Als mein Befund abholbereit war, schickte ich ihn meiner Mutter. Sie zeigte ihn dem Frauenarzt, bei dem sie arbeitet, damit wir auch eine zweite Meinung hatten. Zwei Tage später war ich dann bei meiner Frauenärztin. Meine Diagnose lautete: Hyperandrogenämie, eine hormonelle Störung. Ich bekam eine Überweisung in die Hormonambulanz, dort durfte ich dann vier Monate auf einen Termin warten.

Es sind doch nur Haare

Das Thema ließ mich nun nicht mehr los. Immer wieder erwischte ich mich dabei, wie ich meinen Körper darauf abcheckte, ob irgendwo wieder vermehrt Haare nachgewachsen waren. Ich fühlte mich nicht mehr wohl in meiner Haut. Es mag hart klingen, aber ich entwickelte eine Abneigung gegen meinen eigenen Körper. Schon alleine der Gedanke daran, dass mich ein Mann so sieht, macht mich fertig. Wenn mir schon vor mir selber graut, wie abstoßend muss es dann ein Mann erst finden? Ich bin froh darüber, dass ich keinen Freund habe, denn ich würde mich nicht überwinden können mich ihm so zu zeigen und schon gar nicht würde ich es wollen, dass er mich berührt.

Für mich ist dieses Situation psychisch sehr belastend, sie sorgt dafür, dass ich mich stets beobachtet fühle und meinen Körper nicht mehr akzeptieren kann. Dies zeigte auch ein Tag in der Arbeit, an den ich mich sehr gut erinnern kann. Ich musste aufs Klo, dort ist das Licht besonders hell und als ich mich in den Spiegel schaute, sprangen mir sofort einige dunkle Haare am Hals in die Augen. Die Wut stieg in mir auf und ich kämpfte mit den Tränen. Ich schämte mich.

Ich fühlte mich nicht mehr wohl in meiner Haut. Es mag hart klingen, aber ich entwickelte eine Abneigung gegen meinen eigenen Körper. 

Verständnislose Hilfe ist in Wahrheit keine Hilfe

Der heiß ersehnte Termin in der Hormonambulanz stellte sich leider als nutzlos heraus. Noch nie hatte ich von einem Arzt so wenig Verständnis bekommen. Beim Gespräch schaut er mich schief von der Seite an, verschrieb mir dann Gesdine und schickte mich mit den Worten: „Viele junge Frauen kämpfen mit diesem Problem,“ nach Hause. In mir kochte es vor Wut. Ich hatte mir mehr erwartet, denn in meinen Augen ist es nicht normal, wenn man sich als Mädchen mit 24 Jahren wie ein Mann rasieren muss.

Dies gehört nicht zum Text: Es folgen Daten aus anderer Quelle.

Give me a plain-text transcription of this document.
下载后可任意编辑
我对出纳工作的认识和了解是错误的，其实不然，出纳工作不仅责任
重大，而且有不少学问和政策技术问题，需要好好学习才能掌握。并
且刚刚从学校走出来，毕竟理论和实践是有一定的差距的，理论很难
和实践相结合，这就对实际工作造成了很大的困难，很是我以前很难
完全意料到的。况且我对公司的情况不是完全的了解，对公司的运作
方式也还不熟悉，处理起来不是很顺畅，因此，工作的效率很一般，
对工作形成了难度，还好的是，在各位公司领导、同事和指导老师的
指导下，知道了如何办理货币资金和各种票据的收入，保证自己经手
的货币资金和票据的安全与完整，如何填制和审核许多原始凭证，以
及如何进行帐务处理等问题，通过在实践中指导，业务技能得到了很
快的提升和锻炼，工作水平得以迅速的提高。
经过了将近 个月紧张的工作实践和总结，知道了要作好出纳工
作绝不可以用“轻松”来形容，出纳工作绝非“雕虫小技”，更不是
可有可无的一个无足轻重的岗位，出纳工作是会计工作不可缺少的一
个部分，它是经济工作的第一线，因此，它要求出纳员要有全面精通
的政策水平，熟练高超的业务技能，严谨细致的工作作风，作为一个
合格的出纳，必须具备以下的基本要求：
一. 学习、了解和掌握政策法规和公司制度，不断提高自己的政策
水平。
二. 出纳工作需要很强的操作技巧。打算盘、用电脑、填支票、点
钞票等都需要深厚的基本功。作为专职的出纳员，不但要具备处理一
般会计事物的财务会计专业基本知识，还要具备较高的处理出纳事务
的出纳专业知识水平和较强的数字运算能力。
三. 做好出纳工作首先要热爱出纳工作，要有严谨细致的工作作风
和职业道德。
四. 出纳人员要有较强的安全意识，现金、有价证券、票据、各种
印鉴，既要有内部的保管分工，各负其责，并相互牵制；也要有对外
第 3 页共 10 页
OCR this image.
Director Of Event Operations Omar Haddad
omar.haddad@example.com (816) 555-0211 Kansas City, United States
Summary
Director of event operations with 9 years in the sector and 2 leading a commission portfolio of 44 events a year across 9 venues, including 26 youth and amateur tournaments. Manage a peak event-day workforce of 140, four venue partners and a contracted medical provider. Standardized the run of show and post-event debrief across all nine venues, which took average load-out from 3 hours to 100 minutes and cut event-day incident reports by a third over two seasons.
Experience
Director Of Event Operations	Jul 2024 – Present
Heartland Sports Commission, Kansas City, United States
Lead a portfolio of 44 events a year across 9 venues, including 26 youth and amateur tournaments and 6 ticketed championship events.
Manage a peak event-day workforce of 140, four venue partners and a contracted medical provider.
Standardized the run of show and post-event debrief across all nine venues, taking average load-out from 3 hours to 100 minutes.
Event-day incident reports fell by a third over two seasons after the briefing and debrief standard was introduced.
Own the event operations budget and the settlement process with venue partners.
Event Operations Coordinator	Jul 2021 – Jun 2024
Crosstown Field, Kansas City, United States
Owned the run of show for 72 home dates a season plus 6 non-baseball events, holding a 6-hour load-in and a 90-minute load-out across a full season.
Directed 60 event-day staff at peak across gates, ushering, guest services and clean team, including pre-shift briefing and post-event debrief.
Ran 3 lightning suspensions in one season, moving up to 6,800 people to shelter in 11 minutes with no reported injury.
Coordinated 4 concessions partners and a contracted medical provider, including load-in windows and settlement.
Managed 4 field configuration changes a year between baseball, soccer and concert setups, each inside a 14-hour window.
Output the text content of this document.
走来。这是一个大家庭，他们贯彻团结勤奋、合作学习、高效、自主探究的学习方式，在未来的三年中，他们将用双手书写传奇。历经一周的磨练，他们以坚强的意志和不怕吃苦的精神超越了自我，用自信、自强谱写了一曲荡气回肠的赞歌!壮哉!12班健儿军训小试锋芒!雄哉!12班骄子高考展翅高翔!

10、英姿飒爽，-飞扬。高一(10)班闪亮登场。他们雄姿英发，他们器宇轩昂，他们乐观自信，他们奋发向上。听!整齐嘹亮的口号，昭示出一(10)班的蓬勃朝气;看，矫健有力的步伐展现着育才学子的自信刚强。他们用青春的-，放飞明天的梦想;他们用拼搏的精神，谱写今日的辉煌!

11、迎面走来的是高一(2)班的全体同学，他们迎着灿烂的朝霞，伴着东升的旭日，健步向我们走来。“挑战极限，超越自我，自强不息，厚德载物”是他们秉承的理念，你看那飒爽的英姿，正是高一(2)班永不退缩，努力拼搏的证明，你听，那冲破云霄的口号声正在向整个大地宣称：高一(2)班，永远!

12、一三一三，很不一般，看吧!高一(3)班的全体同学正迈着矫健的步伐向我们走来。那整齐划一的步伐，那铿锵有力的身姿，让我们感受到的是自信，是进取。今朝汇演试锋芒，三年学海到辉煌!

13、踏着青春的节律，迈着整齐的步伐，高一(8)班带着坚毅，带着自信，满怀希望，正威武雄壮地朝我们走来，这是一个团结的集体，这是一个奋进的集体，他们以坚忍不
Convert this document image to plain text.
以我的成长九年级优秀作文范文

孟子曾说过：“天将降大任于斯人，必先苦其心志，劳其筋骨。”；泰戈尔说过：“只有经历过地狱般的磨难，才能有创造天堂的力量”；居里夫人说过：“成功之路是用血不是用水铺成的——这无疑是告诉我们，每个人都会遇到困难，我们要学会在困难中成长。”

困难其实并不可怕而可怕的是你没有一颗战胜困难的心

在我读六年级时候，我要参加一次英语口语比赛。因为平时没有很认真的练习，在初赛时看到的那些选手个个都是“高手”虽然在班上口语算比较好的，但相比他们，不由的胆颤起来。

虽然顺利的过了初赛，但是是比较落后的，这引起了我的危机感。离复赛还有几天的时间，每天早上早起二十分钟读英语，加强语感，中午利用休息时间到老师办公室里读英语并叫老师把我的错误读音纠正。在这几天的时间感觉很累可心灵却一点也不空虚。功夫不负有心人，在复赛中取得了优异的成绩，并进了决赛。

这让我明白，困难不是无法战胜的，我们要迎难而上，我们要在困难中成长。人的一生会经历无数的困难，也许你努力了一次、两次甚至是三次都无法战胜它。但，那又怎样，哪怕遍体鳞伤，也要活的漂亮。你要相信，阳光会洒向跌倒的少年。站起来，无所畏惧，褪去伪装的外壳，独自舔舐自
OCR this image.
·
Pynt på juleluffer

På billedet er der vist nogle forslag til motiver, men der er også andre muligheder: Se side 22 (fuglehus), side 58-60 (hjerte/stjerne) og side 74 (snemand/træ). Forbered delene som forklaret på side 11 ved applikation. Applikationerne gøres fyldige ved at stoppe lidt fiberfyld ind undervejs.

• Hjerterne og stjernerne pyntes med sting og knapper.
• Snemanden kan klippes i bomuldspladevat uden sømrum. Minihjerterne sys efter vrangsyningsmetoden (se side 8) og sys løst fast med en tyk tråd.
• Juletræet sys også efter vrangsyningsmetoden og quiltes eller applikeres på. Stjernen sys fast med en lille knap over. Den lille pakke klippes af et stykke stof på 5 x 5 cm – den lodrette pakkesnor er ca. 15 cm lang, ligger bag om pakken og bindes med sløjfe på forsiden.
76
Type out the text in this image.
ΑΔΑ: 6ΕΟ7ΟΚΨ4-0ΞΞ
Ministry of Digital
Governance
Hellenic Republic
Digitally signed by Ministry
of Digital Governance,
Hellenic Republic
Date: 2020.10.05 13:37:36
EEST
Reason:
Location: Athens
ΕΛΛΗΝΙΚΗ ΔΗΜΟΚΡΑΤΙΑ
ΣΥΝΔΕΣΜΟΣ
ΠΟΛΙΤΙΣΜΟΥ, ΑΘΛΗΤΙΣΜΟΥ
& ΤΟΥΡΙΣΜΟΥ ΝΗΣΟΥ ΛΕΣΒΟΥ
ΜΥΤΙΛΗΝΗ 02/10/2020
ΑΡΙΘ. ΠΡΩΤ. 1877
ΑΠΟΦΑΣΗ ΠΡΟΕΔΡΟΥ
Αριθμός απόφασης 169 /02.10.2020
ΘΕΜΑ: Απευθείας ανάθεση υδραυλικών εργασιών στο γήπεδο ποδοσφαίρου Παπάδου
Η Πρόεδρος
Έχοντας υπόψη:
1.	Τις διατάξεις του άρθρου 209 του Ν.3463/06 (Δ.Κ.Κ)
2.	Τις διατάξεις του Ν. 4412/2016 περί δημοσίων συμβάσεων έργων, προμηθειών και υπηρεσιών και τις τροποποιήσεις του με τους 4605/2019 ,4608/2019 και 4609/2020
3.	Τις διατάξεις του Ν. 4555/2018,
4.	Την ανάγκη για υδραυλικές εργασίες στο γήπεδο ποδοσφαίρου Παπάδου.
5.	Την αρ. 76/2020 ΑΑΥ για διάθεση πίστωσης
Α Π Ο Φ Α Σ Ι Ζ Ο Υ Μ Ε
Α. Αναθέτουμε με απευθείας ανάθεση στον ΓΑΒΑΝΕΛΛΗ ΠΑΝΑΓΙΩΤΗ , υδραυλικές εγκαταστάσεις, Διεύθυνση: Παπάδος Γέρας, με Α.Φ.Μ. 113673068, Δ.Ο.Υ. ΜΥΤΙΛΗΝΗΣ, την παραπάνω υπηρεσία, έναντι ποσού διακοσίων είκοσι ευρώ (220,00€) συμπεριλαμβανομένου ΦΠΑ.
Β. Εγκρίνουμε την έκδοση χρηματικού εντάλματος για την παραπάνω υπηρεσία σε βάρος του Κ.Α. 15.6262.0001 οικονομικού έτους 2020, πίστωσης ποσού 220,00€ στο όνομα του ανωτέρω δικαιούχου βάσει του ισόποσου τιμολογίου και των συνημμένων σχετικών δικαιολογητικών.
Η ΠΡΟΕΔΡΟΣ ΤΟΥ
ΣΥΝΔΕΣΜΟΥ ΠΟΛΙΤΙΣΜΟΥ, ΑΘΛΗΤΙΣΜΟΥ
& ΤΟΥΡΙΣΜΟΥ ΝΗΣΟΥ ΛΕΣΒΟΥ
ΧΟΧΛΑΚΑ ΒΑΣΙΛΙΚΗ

Nun nehme ich also zweimal täglich die Gesdine, um die Hormone hoffentlich ein bisschen zu normalisieren. In vier Monaten geht es dann wieder zur Kontrolle in die Hormonambulanz. Meine Erwartungen daran habe ich jedoch zurückgeschraubt, viel Hilfe werde ich mir wohl nicht erwarten können. Aufgeben werde ich bestimmt nicht und wenn mich Ärzte nicht ernstnehmen, dann nehme ich es einfach selbst in die Hand. Es wäre nur schön jemanden zum Reden zu haben, jemanden dem es so geht wie mir, denn alles was ich möchte, ist verstanden zu werden, mich auszutauschen und mich weniger alleine zu fühlen.